Using the historical precedent of the PRI party in Mexico and the effects on its political fortunes of the aftermath of a major 1985 earthquake, Marc Cooper looks at The Sinking of the President: Bush and the Democrats need to catch up on their reading by Marc Cooper  LA Weekly 06/09/15/05.

I thought this line was fairly inspired: "Never has the term lame duck been more appropriate."

Contemplate what the floods of New Orleans have washed up into our own American living rooms: a gasping President Bush who cannot explain how, four years and tens of billions of dollars after 9/11, his Homeland Security apparatus couldn’t manage its first real challenge; a top federal-disaster official whose previous post was director of an elite horse-breeding association and who has been revealed to have no skills other than acute political sycophancy; an American infrastructure hollowed out and impotent from decades of bipartisan erosion and underfunding; several hundred thousand previously invisible, mostly black, very poor people of the sort we have become accustomed to not thinking about very much; and to top it off, a presidential Mother Bush who has done the best Marie Antoinette impression since the sacking of Versailles (saying of the homeless refugees in the Astrodome that they “were underprivileged anyway, so this is working very well for them”).

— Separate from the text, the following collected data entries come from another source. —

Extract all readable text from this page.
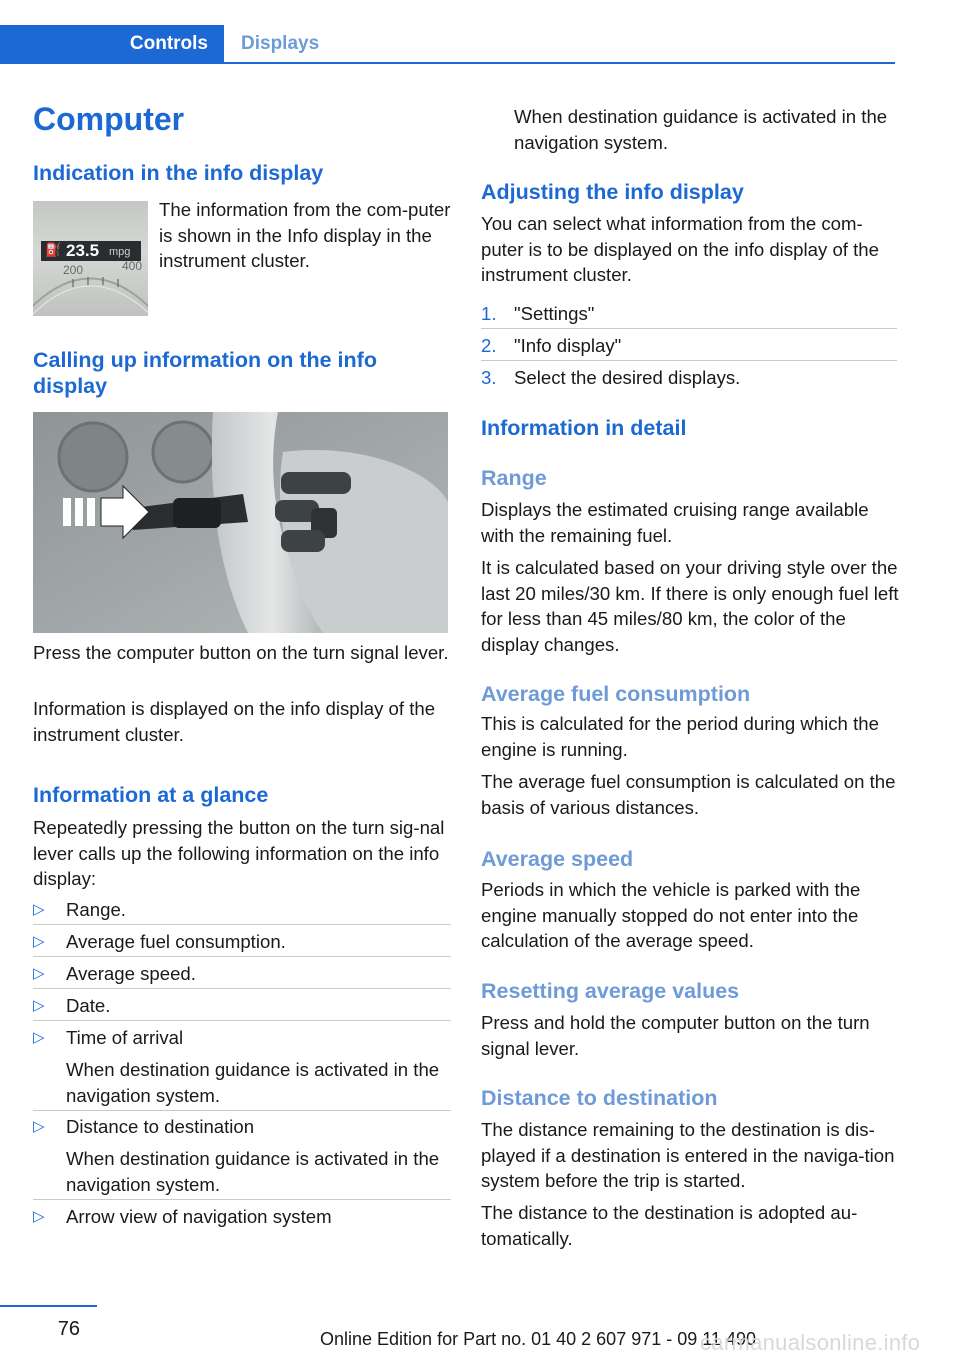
Controls	Displays
Computer
Indication in the info display
⛽ 23.5 mpg
200	400
The information from the com-puter is shown in the Info display in the instrument cluster.
Calling up information on the info display
Press the computer button on the turn signal lever.
Information is displayed on the info display of the instrument cluster.
Information at a glance
Repeatedly pressing the button on the turn sig-nal lever calls up the following information on the info display:
▷ Range.
▷ Average fuel consumption.
▷ Average speed.
▷ Date.
▷ Time of arrival
When destination guidance is activated in the navigation system.
▷ Distance to destination
When destination guidance is activated in the navigation system.
▷ Arrow view of navigation system
When destination guidance is activated in the navigation system.
Adjusting the info display
You can select what information from the com-puter is to be displayed on the info display of the instrument cluster.
1. "Settings"
2. "Info display"
3. Select the desired displays.
Information in detail
Range
Displays the estimated cruising range available with the remaining fuel.
It is calculated based on your driving style over the last 20 miles/30 km. If there is only enough fuel left for less than 45 miles/80 km, the color of the display changes.
Average fuel consumption
This is calculated for the period during which the engine is running.
The average fuel consumption is calculated on the basis of various distances.
Average speed
Periods in which the vehicle is parked with the engine manually stopped do not enter into the calculation of the average speed.
Resetting average values
Press and hold the computer button on the turn signal lever.
Distance to destination
The distance remaining to the destination is dis-played if a destination is entered in the naviga-tion system before the trip is started.
The distance to the destination is adopted au-tomatically.
76	Online Edition for Part no. 01 40 2 607 971 - 09 11 490
carmanualsonline.info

Similar to Mexico’s PRI, Bush has — until now — somehow miraculously survived the most repugnant of his own policies: the massive tax-cut transfer of wealth from the poor to the rich, the looting and bankrupting of the national treasury, the policies of torture at Gitmo and Abu Ghraib, and the sacrificing of thousands of young Americans in a disastrous and unprovoked foreign war. To paraphrase Don Rumsfeld, the unknowable is rarely knowable. And how would George W. Bush — or Karl Rove, for that matter — have ever known that, in the end, the administration’s political undoing would stem from none of the above, but rather would flow from a flood — from, indeed, a deluge of truly biblical proportions?

He then goes on to talk about how both parties share responsibility for the neglect of domestic infrastructure and ignoring poverty.  While what he says is true as far as it goes, he seems at the end of the article to slip into the press corps habit of balancing negative things about the Republican Party without mentioning how the Democrats somehow share the blame.